Later, you gain the ability to hurl elemental blasts, manipulate objects with your mind and more. You upgrade your powers by collecting data orbs scattered throughout Steelport along the vein of Crackdown, or by completing certain side missions.

Saints Row IV's superhero powers fit surprisingly well within the series' goofy fiction.

Despite The President’s growing abilities, the game finds a delicate balance between making you feeling like a superpowered badass and presenting some degree of challenge. The President’s powers don’t supplant the more conventional means of dispensing smackdowns — guns, melee weapons and even your bare hands — but rather complement them. You’re never punished for having a preference, be it hurling tanks with your mind, vaporizing aliens with explosive dubstep beats or mowing them down with a Super Soaker.

Only in a Saints Row game would taking down extraterrestrial invaders be such a letdown. The enemies — an assortment of alien soldiers and robots — are dreadfully bland compared to the colorful rogues’ galleries in previous games. It’s still hilarious to smack an alien with a sex toy baseball bat, but it’s nowhere near as fulfilling as it could be.

Driving and shooting still comprise the majority of missions, but because the game takes place in a computer simulation, it isn’t shy about leaning heavily on the fourth wall. One mission will have The President kicking butt in a 2D beat-’em-up and another is a hilariously executed riff on Metal Gear Solid. It’s a thrill to see what kinds of absurd twists Saints Row IV will throw at you.

The presidential turret, a little-known perk of the Oval Office.

It should be noted the game does suffer from a few technical issues. The frame rate occasionally dips when the action gets too intense and audio clips are occasionally dropped. Sometimes the game would seize up altogether, which is thankfully mitigated somewhat by the auto-saving system. Nonetheless, it’s a terrible buzzkill when you’re going a million miles an hour and leaving a trail of destruction only for the mayhem to grind to a halt.

Along the way, The President will assemble a crew from homies rescued from the aliens. Shaundi, Pierce and others from the series join a few new faces — including actor Keith David playing himself as the vice president (a gag that gets a lot of mileage) and a friendly A.I. — in the fight for humanity’s survival. Unfortunately, several characters didn’t make it for this go-round, but some of those who do come back (Benjamin [bleep] King!) will genuinely surprise Saints Row fans.

Developer Volition isn’t abashed about mining popular culture for laughs, most notably taking shots at Mass Effect and The Matrix, while also cheekily slipping in references to everything from Firefly to Harry Potter. None of it feels particularly ham-fisted or malicious and sometimes they blend together in some laughably bizarre ways. What’s a high-speed spaceship chase without “What is Love?” by Haddaway playing in the background?

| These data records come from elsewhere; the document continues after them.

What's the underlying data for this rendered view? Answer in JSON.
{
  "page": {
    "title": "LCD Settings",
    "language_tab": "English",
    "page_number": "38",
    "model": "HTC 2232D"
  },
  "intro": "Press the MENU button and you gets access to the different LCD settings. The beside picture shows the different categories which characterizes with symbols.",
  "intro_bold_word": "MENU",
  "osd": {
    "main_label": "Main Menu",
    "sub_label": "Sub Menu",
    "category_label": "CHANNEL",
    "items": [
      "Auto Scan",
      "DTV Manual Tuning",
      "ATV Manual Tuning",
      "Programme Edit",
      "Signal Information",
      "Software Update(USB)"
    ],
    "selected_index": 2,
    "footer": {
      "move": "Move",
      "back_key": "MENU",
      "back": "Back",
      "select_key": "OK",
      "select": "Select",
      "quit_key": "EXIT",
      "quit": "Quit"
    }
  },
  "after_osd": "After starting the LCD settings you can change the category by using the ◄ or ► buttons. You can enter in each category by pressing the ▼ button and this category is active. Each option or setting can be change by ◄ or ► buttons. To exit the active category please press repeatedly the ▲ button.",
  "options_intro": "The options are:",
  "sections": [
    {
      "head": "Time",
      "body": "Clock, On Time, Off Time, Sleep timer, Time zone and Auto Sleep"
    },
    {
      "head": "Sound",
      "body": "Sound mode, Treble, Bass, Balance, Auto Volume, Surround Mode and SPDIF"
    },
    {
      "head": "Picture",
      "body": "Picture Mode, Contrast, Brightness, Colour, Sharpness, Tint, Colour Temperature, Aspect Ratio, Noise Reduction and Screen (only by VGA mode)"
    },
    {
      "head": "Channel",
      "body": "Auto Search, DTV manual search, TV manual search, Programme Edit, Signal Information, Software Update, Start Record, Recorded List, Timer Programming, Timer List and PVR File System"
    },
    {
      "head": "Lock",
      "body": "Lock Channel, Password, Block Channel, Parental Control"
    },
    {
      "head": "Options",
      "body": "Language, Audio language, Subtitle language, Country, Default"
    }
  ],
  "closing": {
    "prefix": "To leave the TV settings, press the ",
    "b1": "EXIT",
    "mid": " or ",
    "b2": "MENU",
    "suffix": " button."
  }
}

Even the older Saints Row games aren’t safe from lampooning and longtime fans will enjoy the callbacks. It’s like a person laughing at embarrassing pictures of themselves in high school. Between the main storyline and the smorgasbord of side missions and activities, expect to log in around 25-30 hours doing everything there is to do in fake Steelport.

Volition is clearly confident with the identity it’s crafted for the Saints Row series and that swagger shows. Saints Row IV is all about taking the slapstick humor and bombastic gameplay from the last game and giving it whatever they were handing out at the Biogenesis clinic. It doesn’t take itself seriously and doesn’t you ask you to either.

“You got the touch, You got the poweeerrrrrr!”

“Saints Row IV,” rated M, is $60 and available on consoles for the PlayStation 3 and Xbox 360, and on PC through Steam. For this review, I played the Xbox 360 version of the game provided by the publisher, Deep Silver.